Not sure if this is actually a duplicate, but definitely related #2153139: Unpublish Distributions with Forks of Core < 7.32

I bumped the fork issue to critical > 2 months ago, but there was still no response.

I think the issue is no one knows whose job it is to deal with this.

kreynen’s picture

Title: Destroy all 7.x distributions packaged with Drupalgeddon » Unpublish all 7.x distributions packaged with < 7.32

It's also worth noting that a large number of the these projects fall outside of the scope of the security team since they are not "supported releases" (1.0 or >), so I'm not sure who has this authority to even unpublished them... let alone "destroy" them. I updated the issue title. Hope you don't mind.

If a 1.0 or > release of a module had this type of flaw, it would have been unpublished long ago. I tried getting OpenPublish's abandoned, insecure releases unpublished last year with no luck https://www.drupal.org/node/2088157#comment-8268501 because it was < 1.0.

That led to #2152637: Make it obvious to end-users what to do if a packaged release contains insecure code

Of course even that warning doesn't work when the maintainer violates git policy and commits a fork of core instead of using a .make like the Theme Brain distributions.

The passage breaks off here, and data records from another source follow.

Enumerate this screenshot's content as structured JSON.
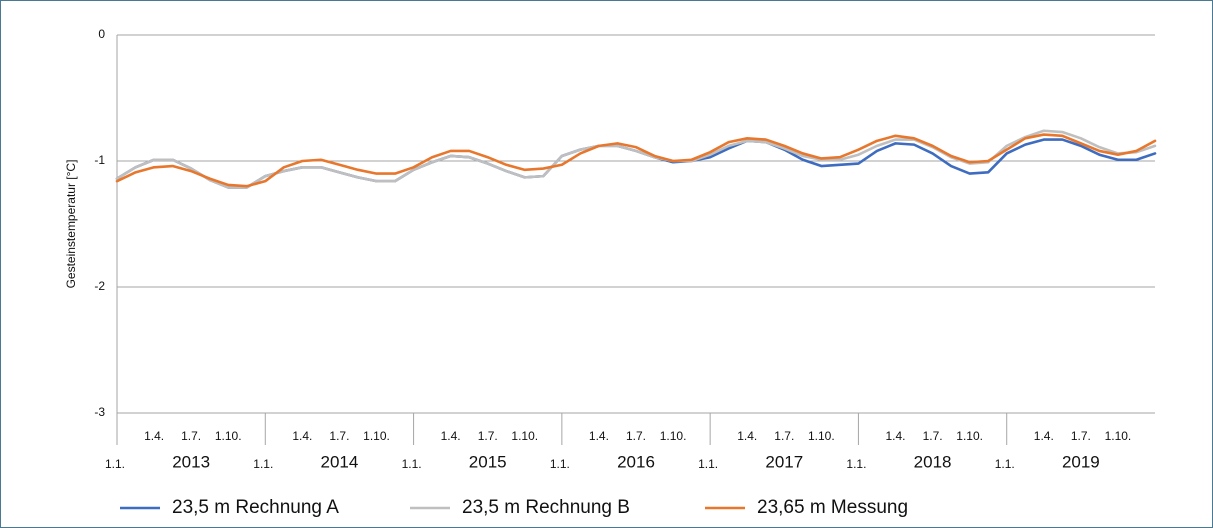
{
  "chart_data": {
    "type": "line",
    "y_label": "Gesteinstemperatur [°C]",
    "xlim": [
      2013,
      2020
    ],
    "ylim": [
      -3,
      0
    ],
    "yticks": [
      0,
      -1,
      -2,
      -3
    ],
    "grid": true,
    "legend": "bottom",
    "xticks": [
      {
        "value": 2013,
        "label": "1.1."
      },
      {
        "value": 2013.25,
        "label": "1.4."
      },
      {
        "value": 2013.5,
        "label": "1.7."
      },
      {
        "value": 2013.75,
        "label": "1.10."
      },
      {
        "value": 2014,
        "label": "1.1."
      },
      {
        "value": 2014.25,
        "label": "1.4."
      },
      {
        "value": 2014.5,
        "label": "1.7."
      },
      {
        "value": 2014.75,
        "label": "1.10."
      },
      {
        "value": 2015,
        "label": "1.1."
      },
      {
        "value": 2015.25,
        "label": "1.4."
      },
      {
        "value": 2015.5,
        "label": "1.7."
      },
      {
        "value": 2015.75,
        "label": "1.10."
      },
      {
        "value": 2016,
        "label": "1.1."
      },
      {
        "value": 2016.25,
        "label": "1.4."
      },
      {
        "value": 2016.5,
        "label": "1.7."
      },
      {
        "value": 2016.75,
        "label": "1.10."
      },
      {
        "value": 2017,
        "label": "1.1."
      },
      {
        "value": 2017.25,
        "label": "1.4."
      },
      {
        "value": 2017.5,
        "label": "1.7."
      },
      {
        "value": 2017.75,
        "label": "1.10."
      },
      {
        "value": 2018,
        "label": "1.1."
      },
      {
        "value": 2018.25,
        "label": "1.4."
      },
      {
        "value": 2018.5,
        "label": "1.7."
      },
      {
        "value": 2018.75,
        "label": "1.10."
      },
      {
        "value": 2019,
        "label": "1.1."
      },
      {
        "value": 2019.25,
        "label": "1.4."
      },
      {
        "value": 2019.5,
        "label": "1.7."
      },
      {
        "value": 2019.75,
        "label": "1.10."
      }
    ],
    "year_labels": [
      {
        "value": 2013.5,
        "label": "2013"
      },
      {
        "value": 2014.5,
        "label": "2014"
      },
      {
        "value": 2015.5,
        "label": "2015"
      },
      {
        "value": 2016.5,
        "label": "2016"
      },
      {
        "value": 2017.5,
        "label": "2017"
      },
      {
        "value": 2018.5,
        "label": "2018"
      },
      {
        "value": 2019.5,
        "label": "2019"
      }
    ],
    "x": [
      2013,
      2013.125,
      2013.25,
      2013.375,
      2013.5,
      2013.625,
      2013.75,
      2013.875,
      2014,
      2014.125,
      2014.25,
      2014.375,
      2014.5,
      2014.625,
      2014.75,
      2014.875,
      2015,
      2015.125,
      2015.25,
      2015.375,
      2015.5,
      2015.625,
      2015.75,
      2015.875,
      2016,
      2016.125,
      2016.25,
      2016.375,
      2016.5,
      2016.625,
      2016.75,
      2016.875,
      2017,
      2017.125,
      2017.25,
      2017.375,
      2017.5,
      2017.625,
      2017.75,
      2017.875,
      2018,
      2018.125,
      2018.25,
      2018.375,
      2018.5,
      2018.625,
      2018.75,
      2018.875,
      2019,
      2019.125,
      2019.25,
      2019.375,
      2019.5,
      2019.625,
      2019.75,
      2019.875,
      2020
    ],
    "series": [
      {
        "name": "23,5 m Rechnung A",
        "color": "#3d6cc0",
        "values": [
          -1.14,
          -1.05,
          -0.99,
          -0.99,
          -1.06,
          -1.15,
          -1.21,
          -1.21,
          -1.12,
          -1.08,
          -1.05,
          -1.05,
          -1.09,
          -1.13,
          -1.16,
          -1.16,
          -1.07,
          -1.01,
          -0.96,
          -0.97,
          -1.02,
          -1.08,
          -1.13,
          -1.12,
          -0.96,
          -0.91,
          -0.88,
          -0.88,
          -0.92,
          -0.97,
          -1.01,
          -1.0,
          -0.97,
          -0.9,
          -0.84,
          -0.85,
          -0.91,
          -0.99,
          -1.04,
          -1.03,
          -1.02,
          -0.92,
          -0.86,
          -0.87,
          -0.94,
          -1.04,
          -1.1,
          -1.09,
          -0.94,
          -0.87,
          -0.83,
          -0.83,
          -0.88,
          -0.95,
          -0.99,
          -0.99,
          -0.94
        ]
      },
      {
        "name": "23,5 m Rechnung B",
        "color": "#bfbfbf",
        "values": [
          -1.14,
          -1.05,
          -0.99,
          -0.99,
          -1.06,
          -1.15,
          -1.21,
          -1.21,
          -1.12,
          -1.08,
          -1.05,
          -1.05,
          -1.09,
          -1.13,
          -1.16,
          -1.16,
          -1.07,
          -1.01,
          -0.96,
          -0.97,
          -1.02,
          -1.08,
          -1.13,
          -1.12,
          -0.96,
          -0.91,
          -0.88,
          -0.88,
          -0.92,
          -0.97,
          -1.0,
          -1.0,
          -0.95,
          -0.88,
          -0.84,
          -0.85,
          -0.9,
          -0.96,
          -0.99,
          -0.99,
          -0.95,
          -0.88,
          -0.83,
          -0.83,
          -0.89,
          -0.97,
          -1.02,
          -1.01,
          -0.88,
          -0.81,
          -0.76,
          -0.77,
          -0.82,
          -0.89,
          -0.94,
          -0.93,
          -0.88
        ]
      },
      {
        "name": "23,65 m Messung",
        "color": "#e8772e",
        "values": [
          -1.16,
          -1.09,
          -1.05,
          -1.04,
          -1.08,
          -1.14,
          -1.19,
          -1.2,
          -1.16,
          -1.05,
          -1.0,
          -0.99,
          -1.03,
          -1.07,
          -1.1,
          -1.1,
          -1.05,
          -0.97,
          -0.92,
          -0.92,
          -0.97,
          -1.03,
          -1.07,
          -1.06,
          -1.03,
          -0.94,
          -0.88,
          -0.86,
          -0.89,
          -0.96,
          -1.0,
          -0.99,
          -0.93,
          -0.85,
          -0.82,
          -0.83,
          -0.88,
          -0.94,
          -0.98,
          -0.97,
          -0.91,
          -0.84,
          -0.8,
          -0.82,
          -0.88,
          -0.96,
          -1.01,
          -1.0,
          -0.91,
          -0.82,
          -0.79,
          -0.8,
          -0.86,
          -0.92,
          -0.95,
          -0.92,
          -0.84
        ]
      }
    ]
  }
}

I don't think forcing an update to 7.32 makes sense. Who is going to deal with core patches that fail in an abandoned distribution?

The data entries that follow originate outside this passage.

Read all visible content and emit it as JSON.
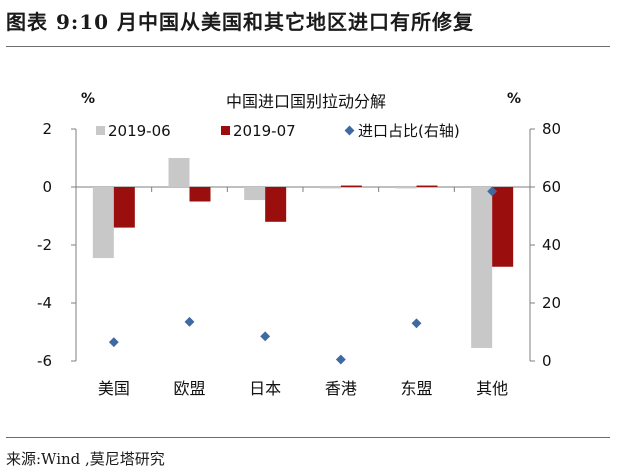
{
  "figure_title": "图表 9:10 月中国从美国和其它地区进口有所修复",
  "source": "来源:Wind ,莫尼塔研究",
  "colors": {
    "s2019_06": "#c8c8c8",
    "s2019_07": "#9b0e0e",
    "share": "#3f6aa1",
    "axis": "#7f7f7f"
  },
  "chart_data": {
    "type": "bar",
    "title": "中国进口国别拉动分解",
    "y_left_unit": "%",
    "y_right_unit": "%",
    "categories": [
      "美国",
      "欧盟",
      "日本",
      "香港",
      "东盟",
      "其他"
    ],
    "ylim": [
      -6,
      2
    ],
    "yticks": [
      "2",
      "0",
      "-2",
      "-4",
      "-6"
    ],
    "y2lim": [
      0,
      80
    ],
    "y2ticks": [
      "80",
      "60",
      "40",
      "20",
      "0"
    ],
    "series": [
      {
        "name": "2019-06",
        "type": "bar",
        "axis": "left",
        "values": [
          -2.45,
          1.0,
          -0.45,
          -0.05,
          -0.05,
          -5.55
        ]
      },
      {
        "name": "2019-07",
        "type": "bar",
        "axis": "left",
        "values": [
          -1.4,
          -0.5,
          -1.2,
          0.05,
          0.05,
          -2.75
        ]
      },
      {
        "name": "进口占比(右轴)",
        "type": "scatter",
        "axis": "right",
        "values": [
          6.5,
          13.5,
          8.5,
          0.5,
          13.0,
          58.5
        ]
      }
    ],
    "legend_position": "top",
    "grid": false
  }
}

Assuming we can agree that distributions are different than modules, following the normal security issue process to unpublish distributions with known security issues in core regardless of version # of the distribution that includes the release seems like a much more manageable approach. We are talking about < 500 projects.. but this includes half of the most popular Distributions listed on the first page of https://www.drupal.org/project/project_distribution... including https://www.drupal.org/project/spark.

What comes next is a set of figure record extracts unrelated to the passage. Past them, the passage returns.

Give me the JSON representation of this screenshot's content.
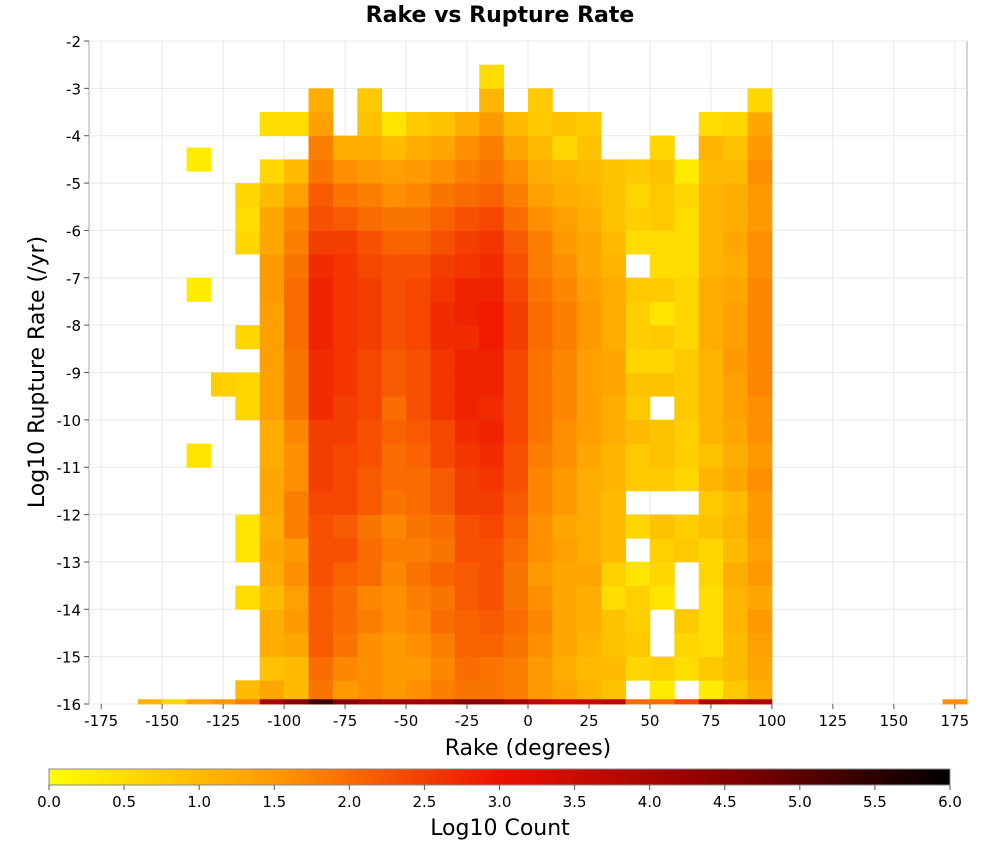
{
  "chart_data": {
    "type": "heatmap",
    "title": "Rake vs Rupture Rate",
    "xlabel": "Rake (degrees)",
    "ylabel": "Log10 Rupture Rate (/yr)",
    "colorbar_label": "Log10 Count",
    "xlim": [
      -180,
      180
    ],
    "ylim": [
      -16,
      -2
    ],
    "x_ticks": [
      "-175",
      "-150",
      "-125",
      "-100",
      "-75",
      "-50",
      "-25",
      "0",
      "25",
      "50",
      "75",
      "100",
      "125",
      "150",
      "175"
    ],
    "x_tick_values": [
      -175,
      -150,
      -125,
      -100,
      -75,
      -50,
      -25,
      0,
      25,
      50,
      75,
      100,
      125,
      150,
      175
    ],
    "y_ticks": [
      "-2",
      "-3",
      "-4",
      "-5",
      "-6",
      "-7",
      "-8",
      "-9",
      "-10",
      "-11",
      "-12",
      "-13",
      "-14",
      "-15",
      "-16"
    ],
    "y_tick_values": [
      -2,
      -3,
      -4,
      -5,
      -6,
      -7,
      -8,
      -9,
      -10,
      -11,
      -12,
      -13,
      -14,
      -15,
      -16
    ],
    "colorbar_ticks": [
      "0.0",
      "0.5",
      "1.0",
      "1.5",
      "2.0",
      "2.5",
      "3.0",
      "3.5",
      "4.0",
      "4.5",
      "5.0",
      "5.5",
      "6.0"
    ],
    "colorbar_tick_values": [
      0,
      0.5,
      1,
      1.5,
      2,
      2.5,
      3,
      3.5,
      4,
      4.5,
      5,
      5.5,
      6
    ],
    "color_range": [
      0,
      6
    ],
    "colormap": [
      "#ffff00",
      "#ff9900",
      "#ee1100",
      "#880000",
      "#000000"
    ],
    "bin_width_x": 10,
    "bin_width_y": 0.5,
    "x_bin_centers": [
      -155,
      -145,
      -135,
      -125,
      -115,
      -105,
      -95,
      -85,
      -75,
      -65,
      -55,
      -45,
      -35,
      -25,
      -15,
      -5,
      5,
      15,
      25,
      35,
      45,
      55,
      65,
      75,
      85,
      95,
      175
    ],
    "rows": [
      {
        "y": -15.75,
        "values": [
          null,
          null,
          null,
          null,
          1.0,
          1.3,
          1.0,
          1.9,
          1.5,
          1.6,
          1.5,
          1.6,
          1.8,
          1.9,
          1.9,
          1.8,
          1.5,
          1.3,
          1.1,
          0.9,
          null,
          0.3,
          null,
          0.3,
          0.8,
          1.2,
          null
        ]
      },
      {
        "y": -15.25,
        "values": [
          null,
          null,
          null,
          null,
          null,
          0.9,
          1.0,
          2.0,
          1.7,
          1.6,
          1.5,
          1.5,
          1.7,
          2.0,
          1.9,
          1.8,
          1.5,
          1.2,
          1.0,
          1.0,
          0.6,
          0.7,
          0.5,
          0.8,
          1.0,
          1.3,
          null
        ]
      },
      {
        "y": -14.75,
        "values": [
          null,
          null,
          null,
          null,
          null,
          1.2,
          1.3,
          2.2,
          1.9,
          1.6,
          1.5,
          1.6,
          1.8,
          2.1,
          2.1,
          1.9,
          1.6,
          1.3,
          1.1,
          0.9,
          0.8,
          null,
          0.6,
          0.5,
          1.0,
          1.4,
          null
        ]
      },
      {
        "y": -14.25,
        "values": [
          null,
          null,
          null,
          null,
          null,
          1.2,
          1.5,
          2.2,
          2.0,
          1.8,
          1.6,
          1.7,
          2.0,
          2.1,
          2.2,
          2.0,
          1.7,
          1.3,
          1.2,
          0.9,
          0.7,
          null,
          0.8,
          0.5,
          1.1,
          1.5,
          null
        ]
      },
      {
        "y": -13.75,
        "values": [
          null,
          null,
          null,
          null,
          0.5,
          1.0,
          1.4,
          2.2,
          2.0,
          1.7,
          1.6,
          1.8,
          1.9,
          2.2,
          2.3,
          1.9,
          1.6,
          1.3,
          1.2,
          0.5,
          0.7,
          0.4,
          null,
          0.5,
          1.1,
          1.3,
          null
        ]
      },
      {
        "y": -13.25,
        "values": [
          null,
          null,
          null,
          null,
          null,
          1.2,
          1.6,
          2.3,
          2.1,
          2.0,
          1.7,
          1.9,
          2.1,
          2.2,
          2.3,
          1.9,
          1.5,
          1.3,
          1.3,
          0.7,
          0.4,
          0.6,
          null,
          0.6,
          1.2,
          1.5,
          null
        ]
      },
      {
        "y": -12.75,
        "values": [
          null,
          null,
          null,
          null,
          0.4,
          1.3,
          1.5,
          2.3,
          2.3,
          2.0,
          1.8,
          1.8,
          1.9,
          2.3,
          2.3,
          2.0,
          1.6,
          1.4,
          1.2,
          1.0,
          null,
          0.7,
          0.8,
          0.6,
          1.0,
          1.4,
          null
        ]
      },
      {
        "y": -12.25,
        "values": [
          null,
          null,
          null,
          null,
          0.4,
          1.2,
          1.8,
          2.3,
          2.2,
          1.9,
          1.7,
          1.9,
          2.0,
          2.3,
          2.4,
          2.1,
          1.6,
          1.3,
          1.2,
          1.0,
          0.6,
          0.9,
          0.7,
          0.9,
          1.1,
          1.5,
          null
        ]
      },
      {
        "y": -11.75,
        "values": [
          null,
          null,
          null,
          null,
          null,
          1.3,
          1.8,
          2.4,
          2.4,
          2.2,
          1.9,
          2.0,
          2.2,
          2.5,
          2.5,
          2.2,
          1.7,
          1.5,
          1.2,
          1.0,
          null,
          null,
          null,
          0.8,
          1.0,
          1.5,
          null
        ]
      },
      {
        "y": -11.25,
        "values": [
          null,
          null,
          null,
          null,
          null,
          1.3,
          1.6,
          2.5,
          2.4,
          2.2,
          2.0,
          2.0,
          2.2,
          2.5,
          2.6,
          2.3,
          1.7,
          1.5,
          1.2,
          1.1,
          0.8,
          0.8,
          0.6,
          1.1,
          1.3,
          1.6,
          null
        ]
      },
      {
        "y": -10.75,
        "values": [
          null,
          null,
          0.4,
          null,
          null,
          1.2,
          1.6,
          2.5,
          2.4,
          2.3,
          2.0,
          2.1,
          2.4,
          2.6,
          2.7,
          2.3,
          1.8,
          1.6,
          1.3,
          1.1,
          0.8,
          0.9,
          0.7,
          0.9,
          1.2,
          1.5,
          null
        ]
      },
      {
        "y": -10.25,
        "values": [
          null,
          null,
          null,
          null,
          null,
          1.2,
          1.7,
          2.5,
          2.5,
          2.3,
          2.1,
          2.2,
          2.4,
          2.7,
          2.8,
          2.4,
          1.9,
          1.6,
          1.4,
          1.2,
          1.0,
          0.9,
          0.7,
          1.1,
          1.3,
          1.6,
          null
        ]
      },
      {
        "y": -9.75,
        "values": [
          null,
          null,
          null,
          null,
          0.6,
          1.4,
          1.9,
          2.7,
          2.5,
          2.4,
          2.0,
          2.3,
          2.6,
          2.8,
          2.7,
          2.4,
          1.9,
          1.7,
          1.4,
          1.2,
          0.8,
          null,
          0.8,
          1.1,
          1.4,
          1.6,
          null
        ]
      },
      {
        "y": -9.25,
        "values": [
          null,
          null,
          null,
          0.7,
          0.6,
          1.4,
          1.9,
          2.7,
          2.6,
          2.4,
          2.2,
          2.3,
          2.6,
          2.8,
          2.8,
          2.4,
          1.9,
          1.7,
          1.4,
          1.3,
          0.9,
          0.9,
          0.8,
          1.1,
          1.4,
          1.7,
          null
        ]
      },
      {
        "y": -8.75,
        "values": [
          null,
          null,
          null,
          null,
          null,
          1.4,
          1.9,
          2.7,
          2.6,
          2.4,
          2.2,
          2.3,
          2.6,
          2.8,
          2.8,
          2.4,
          1.9,
          1.7,
          1.4,
          1.3,
          0.6,
          0.6,
          0.8,
          1.1,
          1.5,
          1.7,
          null
        ]
      },
      {
        "y": -8.25,
        "values": [
          null,
          null,
          null,
          null,
          0.6,
          1.4,
          2.0,
          2.8,
          2.6,
          2.5,
          2.3,
          2.4,
          2.7,
          2.7,
          2.9,
          2.5,
          2.0,
          1.8,
          1.5,
          1.2,
          0.7,
          0.8,
          0.6,
          1.2,
          1.4,
          1.7,
          null
        ]
      },
      {
        "y": -7.75,
        "values": [
          null,
          null,
          null,
          null,
          null,
          1.4,
          2.0,
          2.8,
          2.6,
          2.5,
          2.3,
          2.4,
          2.7,
          2.8,
          2.9,
          2.5,
          2.0,
          1.8,
          1.5,
          1.2,
          0.7,
          0.4,
          0.6,
          1.2,
          1.4,
          1.7,
          null
        ]
      },
      {
        "y": -7.25,
        "values": [
          null,
          null,
          0.3,
          null,
          null,
          1.5,
          2.0,
          2.8,
          2.6,
          2.5,
          2.3,
          2.4,
          2.6,
          2.8,
          2.8,
          2.4,
          1.9,
          1.7,
          1.4,
          1.2,
          0.8,
          0.8,
          0.6,
          1.2,
          1.3,
          1.7,
          null
        ]
      },
      {
        "y": -6.75,
        "values": [
          null,
          null,
          null,
          null,
          null,
          1.5,
          1.9,
          2.7,
          2.6,
          2.4,
          2.3,
          2.3,
          2.5,
          2.6,
          2.7,
          2.3,
          1.8,
          1.6,
          1.3,
          1.1,
          null,
          0.5,
          0.5,
          1.1,
          1.2,
          1.6,
          null
        ]
      },
      {
        "y": -6.25,
        "values": [
          null,
          null,
          null,
          null,
          0.6,
          1.3,
          1.8,
          2.5,
          2.5,
          2.3,
          2.1,
          2.1,
          2.3,
          2.5,
          2.6,
          2.2,
          1.8,
          1.5,
          1.3,
          1.0,
          0.5,
          0.5,
          0.5,
          1.1,
          1.3,
          1.6,
          null
        ]
      },
      {
        "y": -5.75,
        "values": [
          null,
          null,
          null,
          null,
          0.5,
          1.3,
          1.7,
          2.3,
          2.2,
          2.0,
          1.9,
          1.9,
          2.1,
          2.3,
          2.4,
          2.0,
          1.6,
          1.4,
          1.2,
          0.9,
          0.7,
          0.8,
          0.5,
          1.1,
          1.2,
          1.5,
          null
        ]
      },
      {
        "y": -5.25,
        "values": [
          null,
          null,
          null,
          null,
          0.6,
          1.0,
          1.4,
          2.2,
          1.9,
          1.8,
          1.6,
          1.7,
          1.9,
          2.0,
          2.1,
          1.8,
          1.4,
          1.2,
          1.1,
          0.9,
          0.6,
          0.8,
          0.6,
          1.1,
          1.2,
          1.5,
          null
        ]
      },
      {
        "y": -4.75,
        "values": [
          null,
          null,
          null,
          null,
          null,
          0.6,
          1.0,
          1.9,
          1.6,
          1.5,
          1.4,
          1.5,
          1.6,
          1.8,
          1.9,
          1.6,
          1.2,
          1.1,
          1.0,
          0.9,
          0.8,
          0.9,
          0.3,
          1.0,
          1.0,
          1.6,
          null
        ]
      },
      {
        "y": -4.25,
        "values": [
          null,
          null,
          null,
          null,
          null,
          null,
          null,
          1.8,
          1.2,
          1.2,
          1.0,
          1.2,
          1.3,
          1.6,
          1.8,
          1.3,
          1.0,
          0.6,
          0.9,
          null,
          null,
          0.6,
          null,
          1.1,
          0.9,
          1.5,
          null
        ]
      },
      {
        "y": -3.75,
        "values": [
          null,
          null,
          null,
          null,
          null,
          0.5,
          0.5,
          1.4,
          null,
          0.9,
          0.4,
          0.8,
          0.9,
          1.2,
          1.5,
          1.0,
          0.8,
          0.9,
          0.8,
          null,
          null,
          null,
          null,
          0.5,
          0.6,
          1.3,
          null
        ]
      },
      {
        "y": -3.25,
        "values": [
          null,
          null,
          null,
          null,
          null,
          null,
          null,
          1.2,
          null,
          0.8,
          null,
          null,
          null,
          null,
          1.1,
          null,
          0.8,
          null,
          null,
          null,
          null,
          null,
          null,
          null,
          null,
          0.6,
          null
        ]
      },
      {
        "y": -2.75,
        "values": [
          null,
          null,
          null,
          null,
          null,
          null,
          null,
          null,
          null,
          null,
          null,
          null,
          null,
          null,
          0.5,
          null,
          null,
          null,
          null,
          null,
          null,
          null,
          null,
          null,
          null,
          null,
          null
        ]
      }
    ],
    "extra_cells": [
      {
        "x": -135,
        "y": -4.5,
        "value": 0.3
      }
    ],
    "bottom_row": {
      "y": -15.95,
      "x_bin_centers": [
        -155,
        -145,
        -135,
        -125,
        -115,
        -105,
        -95,
        -85,
        -75,
        -65,
        -55,
        -45,
        -35,
        -25,
        -15,
        -5,
        5,
        15,
        25,
        35,
        45,
        55,
        65,
        75,
        85,
        95,
        175
      ],
      "values": [
        1.1,
        0.6,
        1.3,
        1.5,
        1.8,
        4.0,
        4.5,
        5.3,
        4.5,
        4.2,
        4.1,
        4.1,
        4.2,
        4.5,
        4.4,
        4.1,
        3.7,
        3.5,
        3.6,
        3.7,
        2.0,
        2.0,
        2.4,
        3.9,
        3.8,
        3.9,
        1.6
      ]
    },
    "grid": true
  }
}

While the version # of the distribution could be < 1.0, if the version > 1.0 module, theme, or core has a security issue the distribution should be forced to adhere to the same process as a supported release.

Because the security team has the authority to manage the specific policies within their charter (http://cgit.drupalcode.org/governance/tree/charters/security-working-gro...) and this clearly falls within developing "guidelines and/or recommendations regarding the introduction of new tools, technologies, and processes for the benefit of security", I believe the security team could move after "broad consensus from the Security Team members".

Without that, I'm not sure how this gets done.

btopro’s picture

agree w/ #3 and title change to be less cryptic.
RE

I don't think forcing an update to 7.32 makes sense. Who is going to deal with core patches that fail in an abandoned distribution?

I think version of drush make on server could ensure D7.32 patch could be applied if not applied and distro builds prior to 7.32. that or retag all previous versions of core to have that patch. This would prevent anything building off of anything from having that issue going forward. I know we're not talking typical procedure but this isn't a typical security issue by any means.

mlhess’s picture

Status: Active » Fixed

Status: Fixed » Closed (fixed)

Automatically closed - issue fixed for 2 weeks with no activity.